Secret Chinese Clocks

Following up on last weeks discussion regarding openness of technology, where I mentioned that the first ever mechanical time keeping device was built for a Chinese emperor but was kept secret, arguably slowing down human progress for hundreds of years until the mechanical clock was reinvented in Europe in the 14th century, this came in from former student in the class Ryan Vogt: ”

Last Wednesday, you mentioned the Chinese clock having been invented long before the European clock, and you were looking for a source. I don’t have a specific source, but I may have some names that could help you track it down…

Su Song designed a large clocktower (~1092). It kept time using a mechanism based on the flow of water, invented earlier by Buddhist monk Yi Xing (~725).
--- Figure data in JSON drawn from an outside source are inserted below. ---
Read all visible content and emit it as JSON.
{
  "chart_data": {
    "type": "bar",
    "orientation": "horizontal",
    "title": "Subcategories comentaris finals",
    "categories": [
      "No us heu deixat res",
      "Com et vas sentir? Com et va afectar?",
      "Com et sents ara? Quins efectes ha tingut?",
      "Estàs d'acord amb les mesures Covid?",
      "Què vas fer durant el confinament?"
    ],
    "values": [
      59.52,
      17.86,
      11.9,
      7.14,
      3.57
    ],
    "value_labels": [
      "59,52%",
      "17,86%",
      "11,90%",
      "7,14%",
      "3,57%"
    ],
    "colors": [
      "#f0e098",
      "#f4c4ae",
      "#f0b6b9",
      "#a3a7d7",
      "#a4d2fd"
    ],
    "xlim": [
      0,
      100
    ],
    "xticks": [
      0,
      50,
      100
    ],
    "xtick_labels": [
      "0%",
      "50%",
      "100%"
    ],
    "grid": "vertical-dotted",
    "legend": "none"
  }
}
When Su Song presented the design of his clock to Emperor Zhezong, he equated the continuous flow of water running the clock to the continuous movement of the heavens, which represented the unending power of the Emperor (appeasing the Emperor). The clocktower was dismantled by an invading Jurchen army (~1127), and it was never successfully reconstructed. Later, Jesuit explorers who came to China believed, based on their observations, that China had never advanced much beyond the sundial.

You may have read about this clocktower in historian Joseph Needham’s works, as he is famous for having studied the history of Chinese clocks.”